Geschichte des Begriffs und der Akademisierung
Der Begriff "akademisch" leitet sich vom griechischen "Akademeia" ab, einem Hain bei Athen, wo Platon im 4. Jahrhundert v. Chr. seine philosophische Schule gründete. Im Mittelalter entstanden Universitäten wie die Universität Bologna (1088) und die Universität Paris (1150), die als Zentren des akademischen Lebens fungierten. Hier wurden Theologie, Philosophie, Medizin und Recht gelehrt.
"Platons Schule galt der Ausbildung späterer Politiker, aber auch dem freien Denken. Die Akademie war eine Lebensweise. Denn Bildung ist ja nicht etwas, das man in eine Person wie in einen Topf hineinschüttet; sie ist Formung, Kultivierung der Person und das braucht Zeit. Aristoteles soll 17 Jahre in Platons Akademie verbracht haben, bevor er fortzog, um Alexander den Großen zu unterrichten." [^Rettet die Akademie]
Mit der Renaissance erlebten die Wissenschaften eine Wiederbelebung. Im 17. und 18. Jahrhundert brachte die Aufklärung weitere Fortschritte, und wissenschaftliche Akademien wurden gegründet. In Deutschland gilt die Einheit von Forschung und Lehre als zentrales Prinzip des modernen Hochschulsystems. Es geht zurück auf Wilhelm von Humboldt im 19. Jahrhundert. Forschung und Lehre sollten eng miteinander verknüpft sein, um eine umfassende akademische Bildung zu gewährleisten. Der Schwerpunkt der Bildung wurde auf die Anwendung um Umsetzung wissenschaftlicher Arbeitsweisen gelegt.
Der Begriff "Akademisierung" selbst gewann im 20. Jahrhundert an Bedeutung, als immer mehr Berufe begannen, akademische Standards und Abschlüsse zu integrieren. Dies war Teil eines breiteren Trends, bei dem die wissenschaftliche Methodik und das universitäre Wissen an Einfluss gewannen. Dies stellt eine universitäre und akademische Sichtweise in den Vordergrund der Lehre. Angetrieben von der Erkenntnis, dass eine fundierte wissenschaftliche Ausbildung notwendig ist, um den komplexen Anforderungen der modernen Zeiten gerecht zu werden.
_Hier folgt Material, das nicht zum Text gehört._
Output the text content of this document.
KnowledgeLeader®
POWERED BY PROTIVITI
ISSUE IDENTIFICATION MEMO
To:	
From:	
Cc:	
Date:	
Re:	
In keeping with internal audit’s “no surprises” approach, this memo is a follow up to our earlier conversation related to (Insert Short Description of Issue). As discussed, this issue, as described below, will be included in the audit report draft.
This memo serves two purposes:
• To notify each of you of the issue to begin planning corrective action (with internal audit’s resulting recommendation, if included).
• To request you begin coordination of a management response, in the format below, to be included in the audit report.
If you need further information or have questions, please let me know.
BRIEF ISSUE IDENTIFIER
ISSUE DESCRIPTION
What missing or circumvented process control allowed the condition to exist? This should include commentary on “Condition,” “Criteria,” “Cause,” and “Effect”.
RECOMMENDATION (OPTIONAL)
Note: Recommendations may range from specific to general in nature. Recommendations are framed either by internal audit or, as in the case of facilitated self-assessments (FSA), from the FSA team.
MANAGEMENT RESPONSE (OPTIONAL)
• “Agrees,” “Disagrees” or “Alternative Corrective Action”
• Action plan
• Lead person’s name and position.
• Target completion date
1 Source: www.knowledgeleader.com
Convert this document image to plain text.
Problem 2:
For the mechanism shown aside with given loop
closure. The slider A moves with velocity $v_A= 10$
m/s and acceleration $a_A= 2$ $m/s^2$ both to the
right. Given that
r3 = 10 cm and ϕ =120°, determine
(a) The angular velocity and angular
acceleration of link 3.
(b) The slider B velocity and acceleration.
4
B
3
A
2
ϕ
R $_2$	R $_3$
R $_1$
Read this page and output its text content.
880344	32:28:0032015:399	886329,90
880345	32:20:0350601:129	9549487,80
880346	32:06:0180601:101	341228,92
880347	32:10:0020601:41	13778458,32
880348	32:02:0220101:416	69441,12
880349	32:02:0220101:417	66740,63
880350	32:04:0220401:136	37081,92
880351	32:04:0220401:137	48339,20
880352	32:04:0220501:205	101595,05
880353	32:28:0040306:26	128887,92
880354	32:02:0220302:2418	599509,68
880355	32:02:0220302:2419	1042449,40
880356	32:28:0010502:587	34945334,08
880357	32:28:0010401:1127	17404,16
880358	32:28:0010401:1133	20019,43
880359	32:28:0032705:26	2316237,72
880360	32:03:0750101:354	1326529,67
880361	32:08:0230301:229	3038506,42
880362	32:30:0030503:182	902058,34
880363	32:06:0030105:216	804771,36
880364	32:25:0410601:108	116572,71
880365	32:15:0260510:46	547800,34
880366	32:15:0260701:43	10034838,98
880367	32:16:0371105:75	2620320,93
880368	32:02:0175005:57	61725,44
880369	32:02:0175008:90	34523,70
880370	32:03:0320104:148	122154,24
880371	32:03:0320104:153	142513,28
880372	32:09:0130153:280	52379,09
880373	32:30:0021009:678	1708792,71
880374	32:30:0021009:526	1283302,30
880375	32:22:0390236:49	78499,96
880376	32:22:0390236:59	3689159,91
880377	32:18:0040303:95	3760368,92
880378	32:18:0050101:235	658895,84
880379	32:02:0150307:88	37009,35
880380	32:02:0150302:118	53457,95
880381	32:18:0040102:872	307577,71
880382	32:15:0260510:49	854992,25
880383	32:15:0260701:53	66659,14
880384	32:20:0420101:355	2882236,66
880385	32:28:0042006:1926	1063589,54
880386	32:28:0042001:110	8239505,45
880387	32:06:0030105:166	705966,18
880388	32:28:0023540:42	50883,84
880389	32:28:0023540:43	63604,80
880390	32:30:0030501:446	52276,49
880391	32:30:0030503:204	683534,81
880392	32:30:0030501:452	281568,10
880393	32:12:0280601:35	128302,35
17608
Professionalisierung vs. Akademisierung
Berufe im Gesundheitswesen haben vor der Akademisierung eine lange Tradition der Professionalisierung durch spezialisierte Ausbildung, berufliche Standards und ethische Richtlinien. Diese Berufe hatten schon immer ein hohes Maß an Fachwissen und Praxisorientierung.
Die Veränderung durch die Akademisierung besteht darin, dass universitäre und akademische Sichtweisen betont wurden. Es bedeutete die Einführung wissenschaftlicher Methoden und theoretischer Fundierung in die Ausbildung auch dieser Berufe. Die akademische Ausbildung ergänzte bisherige Ausbildungsinhalte durch wissenschaftliches Denken und Forschungskompetenzen. Somit wurde die bestehende Professionalität durch eine zusätzliche wissenschaftliche Dimension erweitert.
Dies war ein bedeutender Schritt zu einer erweiterten Professionalisierung und Spezialisierung der medizinischen Berufe. Die erste Akademisierung eines nicht-ärztlichen medizinischen Berufs in Deutschland begann in den frühen 1990er Jahren mit der Pflege. Dies markierte den Beginn einer umfassenden Transformation der Ausbildung in Gesundheitsberufen. Im Laufe der Jahre folgten weitere Berufe wie Physiotherapie, Ergotherapie und Logopädie.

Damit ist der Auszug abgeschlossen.